As the Explanatory Memorandum notes, an asset can still be considered new despite it having been used for testing and trialling, if the nature and extent of that use is consistent with the asset retaining the essential attributes of what would be regarded as a new asset. In that sense, the adverb 'reasonable' qualifies the nature and extent of the testing and trialling which can have occurred. Accordingly, if the testing and trialling results in the asset losing the essential qualities of a new asset, then it is considered that the use will mean the asset is ineligible for the tax break.

In the case of a motor vehicle that is sold as a 'demonstrator', the duration of the period for which it has been used and the extent of the use in terms of total kilometres travelled will be indicators of whether the vehicle can still be considered new. Another factor will be the extent of any warranty offered in respect of the vehicle.

That approach is consistent with the interpretation applied in the context of the old investment allowance law in determining whether an asset was able to qualify as 'new' under former subsection 82AQ(1) of the Income Tax Assessment Act 1936 . Taxation Ruling IT 2132 (withdrawn on 9 April 1997 as it dealt with provisions which were no longer operative) examined the circumstances in which a demonstrator vehicle could be regarded as new. The Ruling notes at paragraph 3 that 'a limited amount of demonstration mileage is not regarded as affecting the newness of a particular vehicle'. Further at paragraph 4 it states:

     As a guide it may be accepted that a vehicle which would otherwise qualify as new will continue to be so regarded where it is used for ordinary demonstration purposes for less than three months. The term "ordinary" is used to guard against the situation where there may be excessive use of a vehicle for demonstration purposes in a three month period which would lead to the conclusion that the particular vehicle could not be regarded as new in the hands of the purchaser.

The basis upon which the Ruling distinguished between demonstrator vehicles that could be regarded as new and those that could not turned on whether the use detracted from the 'newness' of the vehicle. As a guiding principle, use over a significant period or use that exceeded the mileage that would be expected for 'ordinary' demonstration purposes was regarded as detracting from the quality of 'newness' of the vehicle.

Whether the use of a demonstrator motor vehicle for the purposes of testing and trialling is 'reasonable' is a question of fact and degree. Where it can be objectively concluded that factors such as the period of use and the extent of use mean that the vehicle can no longer be considered new, then the testing and trialling will not be regarded as reasonable.

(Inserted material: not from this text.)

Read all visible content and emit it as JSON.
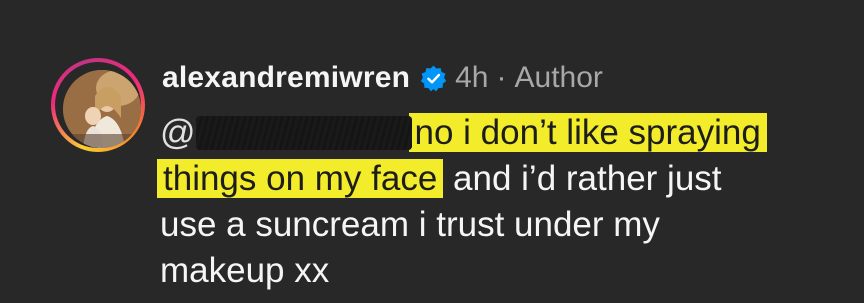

In the present case, the following facts apply:

    · the period over which the vehicle was used for testing and trialling. When the vehicle was sold, it had been registered and used as a demonstrator model for several months;

    · the number of kilometres travelled. The vehicle had travelled several thousand kilometres in the course of its use by the dealer; and

    · the decline in the market value of the vehicle compared to the new price. The sale price represented a substantial discount on the new car price;

These facts related to the use of the motor vehicle by the dealer support an objective conclusion that the use did not amount to reasonable testing and trialling for the purposes of subsection 41-20(3). The dealer had utilized the car for a substantial period and a significant number of kilometres had been accumulated prior to the sale. In addition, the vehicle was sold to the taxpayer for an amount significantly below the new car price.

The facts indicate that at the time of purchase the motor vehicle could not be considered new for the purposes of section 41-20. As a consequence, the vehicle would not meet the requirements to qualify for the investment allowance.